Store Norske just finished shutting nearly everything down four months ago and most of the relatively few remaining workers were talking about going on strike. But the labor dispute was resolved quickly last week and a sustained rebound in coal prices is allowing the company putting together a proposal to resume operations at one or both of its two main mines next year.
It’s a turnaround many said would never happen as the mining company spent the past two years massively downsizing its workforce and operations, and relying on government loans and acquisitions to avoid bankruptcy due to a collapse in coal prices. Numerous industry experts said the price slump would likely be long-term due to the proliferation of cheaper and cleaner energy sources, but a decision by China to limit its output helped cause prices to nearly double from their low point by the end of 2016.
Store Norske has stated in recent reports it needs an average price of $65 to $70 a ton to break even. The Sydney Morning Herald, quoting industry analysts, reported Saturday prices are likely to average $70 to $80 a ton in 2017. However, that estimate is uncertain since, among other things, China could lift its production limits.
There are also numerous uncertainties at Store Norske about resuming operations, including a restart cost that could be roughly one billion kroner, according to official estimates. Furthermore, both the company’s board of directors and the Norwegian government – which took over full ownership of the company as part of a bailout package – will have to approve a reopening plan.
But Wenche Ravlo, the company’s administrative director, told High North News the situation is optimistic enough for officials to present a proposal to the board by May or June, with the goal of resuming operations in the fall of the 2018.
“There are significantly better prospects now than a year ago, but it is also obvious that we need to see a stability in prices before it can come to talking about starting again with coal mining at Svea and Lunckefjell,” she said.
The company downsized from about 400 employees in 2012 to less than 100 as of last October. The only active mining is occurring at the relatively small Mine 7, which fuels Longyearbyen’s power plant in addition to providing some income from sales. The company – through subsidiaries – is also trying to diversity into industries such as tourism using its current and former mining facilities, as well as consulting about Arctic industry and architecture.
But the possibility work ceasing at Mine 7 as well, at least temporarily, was raised when the roughly 60 employees still working in Store Norske’s mining division threatened to go on strike. Anita Johansen, head negotiator for the union representing the miners, told Fri Fagbevegelse they wanted to ensure the company didn’t alter its wages and working conditions if it expanded into new mining operations.
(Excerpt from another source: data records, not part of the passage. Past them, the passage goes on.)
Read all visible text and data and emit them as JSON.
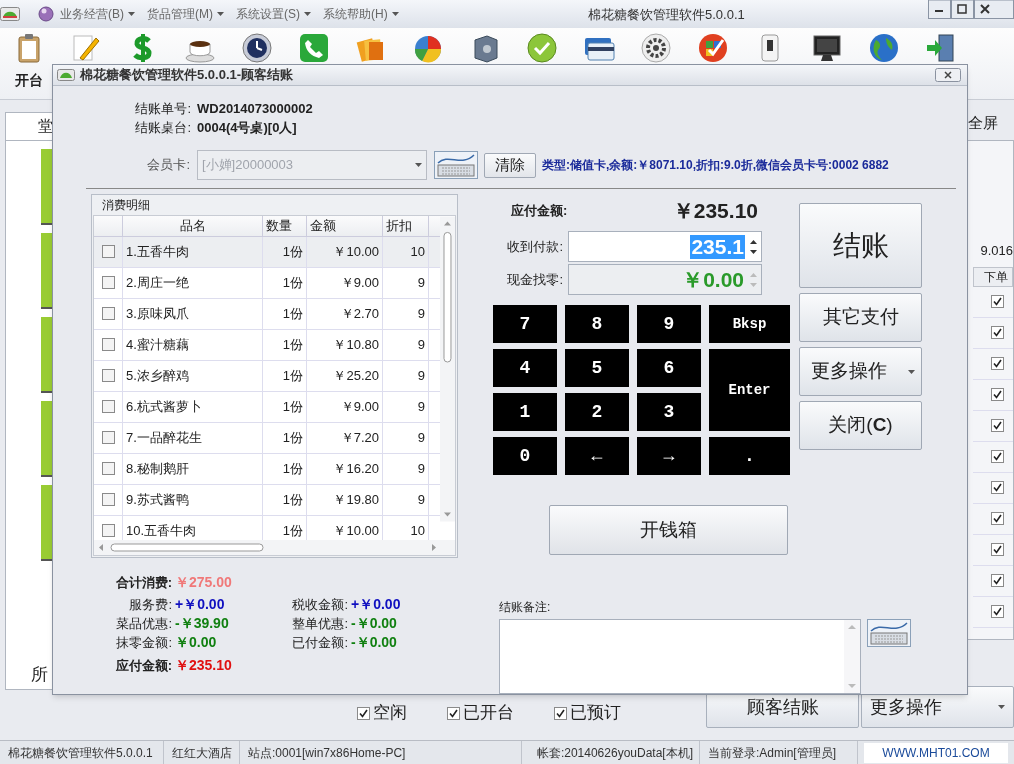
{
  "window": {
    "title": "棉花糖餐饮管理软件5.0.0.1"
  },
  "menu": [
    "业务经营(B)",
    "货品管理(M)",
    "系统设置(S)",
    "系统帮助(H)"
  ],
  "toolbar": [
    {
      "kind": "clipboard",
      "label": "开台"
    },
    {
      "kind": "pencil"
    },
    {
      "kind": "dollar"
    },
    {
      "kind": "coffee"
    },
    {
      "kind": "clock"
    },
    {
      "kind": "phone"
    },
    {
      "kind": "folders"
    },
    {
      "kind": "pie"
    },
    {
      "kind": "safe"
    },
    {
      "kind": "check"
    },
    {
      "kind": "card"
    },
    {
      "kind": "gear"
    },
    {
      "kind": "badge"
    },
    {
      "kind": "switch"
    },
    {
      "kind": "monitor"
    },
    {
      "kind": "globe"
    },
    {
      "kind": "exit"
    }
  ],
  "background": {
    "tab": "堂",
    "side_label": "所",
    "right_tab": "全屏",
    "right_value": "9.016",
    "right_column": "下单",
    "right_checks": [
      {
        "checked": true
      },
      {
        "checked": true
      },
      {
        "checked": true
      },
      {
        "checked": true
      },
      {
        "checked": true
      },
      {
        "checked": true
      },
      {
        "checked": true
      },
      {
        "checked": true
      },
      {
        "checked": true
      },
      {
        "checked": true
      },
      {
        "checked": true
      }
    ],
    "filters": [
      {
        "label": "空闲",
        "checked": true
      },
      {
        "label": "已开台",
        "checked": true
      },
      {
        "label": "已预订",
        "checked": true
      }
    ],
    "buttons": [
      "顾客结账",
      "更多操作"
    ]
  },
  "dialog": {
    "title": "棉花糖餐饮管理软件5.0.0.1-顾客结账",
    "info": [
      {
        "label": "结账单号:",
        "value": "WD2014073000002"
      },
      {
        "label": "结账桌台:",
        "value": "0004(4号桌)[0人]"
      }
    ],
    "member_card": {
      "label": "会员卡:",
      "value": "[小婵]20000003",
      "disabled": true
    },
    "clear_button": "清除",
    "member_info": "类型:储值卡,余额:￥8071.10,折扣:9.0折,微信会员卡号:0002 6882",
    "detail": {
      "title": "消费明细",
      "columns": [
        "品名",
        "数量",
        "金额",
        "折扣"
      ],
      "rows": [
        {
          "checked": false,
          "selected": true,
          "cells": [
            "1.五香牛肉",
            "1份",
            "￥10.00",
            "10"
          ]
        },
        {
          "checked": false,
          "selected": false,
          "cells": [
            "2.周庄一绝",
            "1份",
            "￥9.00",
            "9"
          ]
        },
        {
          "checked": false,
          "selected": false,
          "cells": [
            "3.原味凤爪",
            "1份",
            "￥2.70",
            "9"
          ]
        },
        {
          "checked": false,
          "selected": false,
          "cells": [
            "4.蜜汁糖藕",
            "1份",
            "￥10.80",
            "9"
          ]
        },
        {
          "checked": false,
          "selected": false,
          "cells": [
            "5.浓乡醉鸡",
            "1份",
            "￥25.20",
            "9"
          ]
        },
        {
          "checked": false,
          "selected": false,
          "cells": [
            "6.杭式酱萝卜",
            "1份",
            "￥9.00",
            "9"
          ]
        },
        {
          "checked": false,
          "selected": false,
          "cells": [
            "7.一品醉花生",
            "1份",
            "￥7.20",
            "9"
          ]
        },
        {
          "checked": false,
          "selected": false,
          "cells": [
            "8.秘制鹅肝",
            "1份",
            "￥16.20",
            "9"
          ]
        },
        {
          "checked": false,
          "selected": false,
          "cells": [
            "9.苏式酱鸭",
            "1份",
            "￥19.80",
            "9"
          ]
        },
        {
          "checked": false,
          "selected": false,
          "cells": [
            "10.五香牛肉",
            "1份",
            "￥10.00",
            "10"
          ]
        }
      ]
    },
    "amount_due": {
      "label": "应付金额:",
      "value": "￥235.10"
    },
    "received": {
      "label": "收到付款:",
      "value": "235.1",
      "selected": true
    },
    "change": {
      "label": "现金找零:",
      "value": "￥0.00"
    },
    "keypad": [
      {
        "key": "7",
        "kind": "key"
      },
      {
        "key": "8",
        "kind": "key"
      },
      {
        "key": "9",
        "kind": "key"
      },
      {
        "key": "Bksp",
        "kind": "key"
      },
      {
        "key": "4",
        "kind": "key"
      },
      {
        "key": "5",
        "kind": "key"
      },
      {
        "key": "6",
        "kind": "key"
      },
      {
        "key": "Enter",
        "kind": "tall"
      },
      {
        "key": "1",
        "kind": "key"
      },
      {
        "key": "2",
        "kind": "key"
      },
      {
        "key": "3",
        "kind": "key"
      },
      {
        "key": "0",
        "kind": "key"
      },
      {
        "key": "←",
        "kind": "key"
      },
      {
        "key": "→",
        "kind": "key"
      },
      {
        "key": ".",
        "kind": "key"
      }
    ],
    "actions": [
      {
        "label": "结账",
        "kind": "large"
      },
      {
        "label": "其它支付",
        "kind": "plain"
      },
      {
        "label": "更多操作",
        "kind": "dropdown"
      },
      {
        "label": "关闭(**C**)",
        "kind": "plain"
      }
    ],
    "cash_drawer": "开钱箱",
    "summary": [
      [
        {
          "label": "合计消费:",
          "value": "￥275.00",
          "color": "#f07878",
          "bold": true
        },
        {
          "label": "服务费:",
          "value": "+￥0.00",
          "color": "#1010c0",
          "bold": false
        },
        {
          "label": "菜品优惠:",
          "value": "-￥39.90",
          "color": "#108010",
          "bold": false
        },
        {
          "label": "抹零金额:",
          "value": "￥0.00",
          "color": "#108010",
          "bold": false
        },
        {
          "label": "应付金额:",
          "value": "￥235.10",
          "color": "#e01010",
          "bold": true
        }
      ],
      [
        {
          "label": "税收金额:",
          "value": "+￥0.00",
          "color": "#1010c0",
          "bold": false
        },
        {
          "label": "整单优惠:",
          "value": "-￥0.00",
          "color": "#108010",
          "bold": false
        },
        {
          "label": "已付金额:",
          "value": "-￥0.00",
          "color": "#108010",
          "bold": false
        }
      ]
    ],
    "remarks": {
      "label": "结账备注:"
    }
  },
  "status_bar": [
    "棉花糖餐饮管理软件5.0.0.1",
    "红红大酒店",
    "站点:0001[win7x86Home-PC]",
    "帐套:20140626youData[本机]",
    "当前登录:Admin[管理员]",
    "WWW.MHT01.COM"
  ]
}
“For example, Store Norske starts a new mine as a separate company,” she said. “Then it is not a collective agreement, and wages and working conditions are not regulated by the agreement. It will not be easy to get Norwegians to work for low wages, but not difficult to get such Russians or Ukrainians to work. They have mining expertise. But what about the working conditions?”
Johansen said there has been “an increasing degree of social dumping” in Svalbard, and foreigners need to be aware of facts such as not receiving social benefits from the state if they work in the archipelago.
The dispute was scheduled to go before a mediator next month, But Ravlo said in an interview late last week the matter has been resolved, noting the existing agreement already covers mining activity in Svalbard and discussions beyond that are purely hypothetical.
“What they’re speculating about is something that may happen in 20 years,” she said.